Two new brain studies hit science labs at UTSC

Medical researchers at the University of Toronto Scarborough (UTSC) have been working around the clock to get brains ticking. Two new studies hit the science labs early last week.

Prof. Kagan Kerman and chemistry student Anthony Veloso applied a new approach to examine amyloid plaque formation in Alzheimer’s disease.
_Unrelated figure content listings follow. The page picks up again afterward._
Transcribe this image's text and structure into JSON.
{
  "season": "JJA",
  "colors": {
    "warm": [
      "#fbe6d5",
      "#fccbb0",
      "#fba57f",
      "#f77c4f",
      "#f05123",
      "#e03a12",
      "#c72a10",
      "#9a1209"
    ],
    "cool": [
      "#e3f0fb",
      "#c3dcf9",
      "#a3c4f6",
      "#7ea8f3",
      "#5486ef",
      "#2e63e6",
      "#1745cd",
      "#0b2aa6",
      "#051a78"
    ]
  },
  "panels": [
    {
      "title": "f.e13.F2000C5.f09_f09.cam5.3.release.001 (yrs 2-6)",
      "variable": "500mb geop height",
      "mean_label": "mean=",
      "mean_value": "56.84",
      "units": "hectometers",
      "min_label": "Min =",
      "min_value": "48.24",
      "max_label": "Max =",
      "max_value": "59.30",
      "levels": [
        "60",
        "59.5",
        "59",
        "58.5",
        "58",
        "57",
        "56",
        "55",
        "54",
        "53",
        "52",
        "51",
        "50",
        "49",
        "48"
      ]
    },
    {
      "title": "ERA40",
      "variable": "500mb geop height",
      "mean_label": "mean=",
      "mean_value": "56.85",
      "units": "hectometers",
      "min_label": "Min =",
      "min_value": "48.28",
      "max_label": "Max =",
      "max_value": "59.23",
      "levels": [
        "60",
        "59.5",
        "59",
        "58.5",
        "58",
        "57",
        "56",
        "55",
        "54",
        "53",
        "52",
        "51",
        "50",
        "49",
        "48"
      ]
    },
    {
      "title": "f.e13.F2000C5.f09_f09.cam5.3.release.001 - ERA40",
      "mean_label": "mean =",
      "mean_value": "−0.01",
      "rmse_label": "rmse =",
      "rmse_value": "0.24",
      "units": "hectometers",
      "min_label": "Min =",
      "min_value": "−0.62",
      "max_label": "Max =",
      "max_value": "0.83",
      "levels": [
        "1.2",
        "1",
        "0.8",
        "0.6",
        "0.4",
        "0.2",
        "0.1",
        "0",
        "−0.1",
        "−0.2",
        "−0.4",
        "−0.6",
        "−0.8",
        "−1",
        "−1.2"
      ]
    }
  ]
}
In the second study, which was published in the journal Neuron, UTSC chemistry professor Xiao-an Zhang, examines how zinc governs the formation of memories in the brain.

With UTSC scientists working around the clock, the question remains: is a cure for Alzheimer’s within reach?

Not quite, but the search continues.

A new supplement in the current issue of the journal Analyst shows Kerman and Veloso’s approach to a laser technique that allows a detailed view of the early minutes of amyloid aggregate formation in Alzheimer’s.

“A laser focuses into a very thin beam and is aimed at solutions that contain amyloid-beta particles within the brain,” Veloso explained.

Kerman explained that the amyloid plaque are protein deposits that “form around the brain and interfere with its function,” a process known to play a huge role in Alzheimer’s disease.

They’ve also found the major component of protein deposits are in fact amyloid-beta: amino acids that link together to form harmful plaques in Alzheimer’s patients but are otherwise harmless to normal individuals.

The news release on eurekaalert.org that reports their implication on the new drug discovery clearly shows an imaging system would help understand, diagnose and treat the disease.

“The technique will help examine the early phase of plaque formation, explore how the aggregates are formed, and eventually discover its role in Alzheimer’s disease,” Kerman said.

He and Veloso are also looking to use the technique as a novel strategy to test therapeutic compounds that could completely halt the formation of plaques.

Today, half a million Canadians suffer through Alzheimer’s disease and approximately one in 11 of them are under the age of 65.

For 2011 alone, it has been estimated that 103,000 Canadians have developed Alzheimer’s. If you do the math, it is equivalent to one person every five minutes being affected.

If no changes are to be found, the number of people living with Alzheimer’s is expected to double, reaching approximately 1.1 million Canadians within the next 25 years.

UTSC chemistry instructor Prof. Zhang’s study gives insight into a 50-year-old mystery of the brain. In a published report on eurekaalert.org, he said that zinc is important for learning and memory.

For over 50 years, researchers have been trying to pinpoint the role of zinc ever since scientists found high concentrations of the chemical in synaptic vesicles, but it was hard for them to determine the function of zinc.

“Zinc has been found to play a critical role in regulating how neurons communicate with one another in the brain, and could affect how memories form and how we learn,” he said.

According to webmd.com, reports suggest that having too little zinc is a problem for those affected by Alzheimer’s and other say too much zinc is at fault.

On average, two-to-three grams of zinc exists in the entire human body.

According to J. Constantinidis’ article Treatment of Alzheimer’s disease by Zinc Compounds in the Drug Development Research book, Alzheimer’s disease may respond to zinc supplementation.

In a small study, the article said that elderly patients with Alzheimer’s were given 27 milligrams of zinc daily and found their memory, understanding, communication and social contact improved.

Zhang and his team of researchers at MIT and Duke University have studied neurons in the brain region called the hippocampus, which is linked with learning and memory formation.

“We found that removing zinc interfered with a process called long-term poteneiation, which strengthens the connection between two neurons that are important for our memory and for our learning,” he said.

As the body of research into Alzheimer’s grows, it will continue to produce a variety of treatment options.

Within their own research, Kerman, Veloso and Zhang are currently working on developing new contrast agents that could be used in medical imaging.

“As a chemist, I’m proud that I can make a contribution to neuroscience,” Zhang said.